Some time ago, I highlighted how Aurora Clark and her colleagues were using a modified version of the Google PageRank algorithm to analyse networks of water molecules. You can read more details in My monthly column on ChemistryViews. I retweeted the headline for that item earlier today and a correspondent going by the name of Curmudgeonly Chymist point out the similarities with this new approach and one developed in the 1960s, the so-called Morgan Algorithm. Intrigued, I turned to Clark to find out more and to learn whether or not she had factored in this algo when working on the Google PR for H2O. This is what she had to say:
Glad to hear that this is still garnering attention. It appears that there are some similarities and important differences in how the Morgan algorithm and the PageRank work. Both are based on graph theory, which takes a chemical system and makes atoms into vertices that are linked together by edges. Both assign unique numbers to atoms that have specific connectivity patterns.
The mathematical basis for the algorithms look quite different, and as such the implications and applications I think vary significantly. The Morgan method is an iterative process to achieve a unique number for an atom based on connectivity, in contrast the PageRank expression written in a matrix form is mathematically unique which means that there is only one value for a specific degree sequence/connectivity pattern. This means that if we analyze the same set of molecules, the PR software would do a single calculation, whereas the Morgan method would do lots of calculations to find this unique number. This would make the Morgan method probably not practical for analyzing millions of structures in a single shot.
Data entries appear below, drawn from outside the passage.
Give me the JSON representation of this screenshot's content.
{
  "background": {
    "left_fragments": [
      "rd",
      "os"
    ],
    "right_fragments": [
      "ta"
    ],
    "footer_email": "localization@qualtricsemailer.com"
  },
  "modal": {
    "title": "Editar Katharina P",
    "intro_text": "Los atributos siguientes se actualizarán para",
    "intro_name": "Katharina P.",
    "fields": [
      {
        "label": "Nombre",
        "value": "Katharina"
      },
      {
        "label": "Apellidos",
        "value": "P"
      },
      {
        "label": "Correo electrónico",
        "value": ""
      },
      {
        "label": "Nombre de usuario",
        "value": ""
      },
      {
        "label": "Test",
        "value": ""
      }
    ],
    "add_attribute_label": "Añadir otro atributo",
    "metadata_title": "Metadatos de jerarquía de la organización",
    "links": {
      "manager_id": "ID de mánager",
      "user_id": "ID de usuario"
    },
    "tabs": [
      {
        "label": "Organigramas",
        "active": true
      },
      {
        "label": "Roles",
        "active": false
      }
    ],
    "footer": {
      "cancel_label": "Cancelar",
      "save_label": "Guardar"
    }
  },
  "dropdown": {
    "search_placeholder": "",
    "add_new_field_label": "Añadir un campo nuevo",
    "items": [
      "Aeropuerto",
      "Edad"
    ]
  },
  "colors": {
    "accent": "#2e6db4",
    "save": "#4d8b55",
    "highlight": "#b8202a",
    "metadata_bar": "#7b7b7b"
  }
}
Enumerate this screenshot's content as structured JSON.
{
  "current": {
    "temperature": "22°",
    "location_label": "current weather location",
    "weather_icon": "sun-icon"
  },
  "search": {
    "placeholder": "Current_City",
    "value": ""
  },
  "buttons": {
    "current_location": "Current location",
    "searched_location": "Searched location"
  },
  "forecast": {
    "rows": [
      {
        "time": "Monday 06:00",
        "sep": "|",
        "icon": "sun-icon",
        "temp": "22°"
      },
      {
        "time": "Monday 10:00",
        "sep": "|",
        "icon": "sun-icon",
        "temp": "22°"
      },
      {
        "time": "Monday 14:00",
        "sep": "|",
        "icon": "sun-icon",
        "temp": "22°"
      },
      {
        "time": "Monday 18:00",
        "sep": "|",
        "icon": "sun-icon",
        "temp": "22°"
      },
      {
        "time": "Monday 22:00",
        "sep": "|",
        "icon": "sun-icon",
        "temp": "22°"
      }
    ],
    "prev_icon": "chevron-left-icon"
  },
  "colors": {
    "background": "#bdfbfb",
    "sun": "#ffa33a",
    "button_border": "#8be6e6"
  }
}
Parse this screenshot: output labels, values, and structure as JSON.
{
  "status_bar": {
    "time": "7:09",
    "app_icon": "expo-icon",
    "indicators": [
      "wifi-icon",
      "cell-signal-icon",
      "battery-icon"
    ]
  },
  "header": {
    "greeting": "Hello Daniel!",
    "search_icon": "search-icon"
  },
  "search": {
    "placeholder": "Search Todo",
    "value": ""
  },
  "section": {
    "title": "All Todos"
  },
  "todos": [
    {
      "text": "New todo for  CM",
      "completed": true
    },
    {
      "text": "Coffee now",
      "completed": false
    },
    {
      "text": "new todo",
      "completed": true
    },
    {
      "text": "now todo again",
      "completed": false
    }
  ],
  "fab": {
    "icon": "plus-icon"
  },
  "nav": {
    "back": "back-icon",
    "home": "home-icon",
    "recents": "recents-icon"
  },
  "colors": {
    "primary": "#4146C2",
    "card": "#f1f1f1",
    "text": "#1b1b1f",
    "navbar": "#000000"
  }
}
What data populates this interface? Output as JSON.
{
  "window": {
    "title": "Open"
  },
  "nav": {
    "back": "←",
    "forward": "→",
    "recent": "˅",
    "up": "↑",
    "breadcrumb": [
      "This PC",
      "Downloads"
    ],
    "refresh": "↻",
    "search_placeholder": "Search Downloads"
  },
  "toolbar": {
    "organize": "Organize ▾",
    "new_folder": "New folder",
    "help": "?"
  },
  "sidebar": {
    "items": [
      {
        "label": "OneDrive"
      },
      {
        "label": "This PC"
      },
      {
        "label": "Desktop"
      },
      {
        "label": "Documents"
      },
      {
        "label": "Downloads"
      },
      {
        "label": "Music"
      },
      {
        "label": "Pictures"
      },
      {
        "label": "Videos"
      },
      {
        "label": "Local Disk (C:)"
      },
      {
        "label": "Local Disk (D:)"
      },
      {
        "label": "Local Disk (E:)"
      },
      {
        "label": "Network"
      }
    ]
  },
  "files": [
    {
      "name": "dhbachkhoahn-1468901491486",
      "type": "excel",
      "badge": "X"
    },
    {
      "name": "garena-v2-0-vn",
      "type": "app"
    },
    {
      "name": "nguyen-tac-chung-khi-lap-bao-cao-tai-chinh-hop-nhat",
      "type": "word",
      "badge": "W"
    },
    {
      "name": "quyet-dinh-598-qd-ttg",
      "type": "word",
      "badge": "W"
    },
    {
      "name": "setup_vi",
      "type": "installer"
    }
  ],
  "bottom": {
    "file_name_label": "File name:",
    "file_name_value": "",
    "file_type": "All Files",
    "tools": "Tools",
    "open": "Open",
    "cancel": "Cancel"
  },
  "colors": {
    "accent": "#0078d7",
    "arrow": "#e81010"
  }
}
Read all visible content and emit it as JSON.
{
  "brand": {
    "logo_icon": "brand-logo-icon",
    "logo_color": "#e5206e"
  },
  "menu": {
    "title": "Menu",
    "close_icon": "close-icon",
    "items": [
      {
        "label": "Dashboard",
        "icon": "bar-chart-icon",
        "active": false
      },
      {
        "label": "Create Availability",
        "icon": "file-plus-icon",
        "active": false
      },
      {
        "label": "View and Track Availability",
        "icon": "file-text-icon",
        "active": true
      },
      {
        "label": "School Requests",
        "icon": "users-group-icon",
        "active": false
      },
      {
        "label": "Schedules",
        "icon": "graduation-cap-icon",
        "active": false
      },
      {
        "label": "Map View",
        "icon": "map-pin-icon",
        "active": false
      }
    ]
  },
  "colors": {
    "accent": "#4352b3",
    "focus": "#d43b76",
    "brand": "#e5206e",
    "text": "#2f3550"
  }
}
Further, in the moleculaRnetworks software program we can impart chemical restraints to the PageRank expression that lets us distinguish not just between connectivity differences but between different 3D geometries of that connectivity (for example, we can use PR to map the inversion vibration of ammonia, starting at trigonal prismatic, then trigonal planar, then trigonal prismatic again)ŠI do not think that the Morgan method can do this based on the blog you sent. The moleculaRnetworks software is intended to analyze data taken over the course of time (from statistical mechanical simulations) and so we can use the PR to see how geometries and interactions evolve in time.
Finally, we can change our definitions of a “connection” or “link” between atoms such that we can look at different types of interactions (not just covalent bonds indicated in Morgans method). So, we can look at the H-bonding network in water and we can do that for a simulation box that contains thousands or millions of water molecules; so our moleculaRnetworks code has the ability to zoom in on the local geometry of specific atoms (as is the goal of the Morgan algorithm) AND it can zoom out and look at the connectivity at a more global scale.
She adds that at the local scale the Morgan algorithm and the PageRank algorithm could give very similar results. “I will have to code it up and check,” she told me.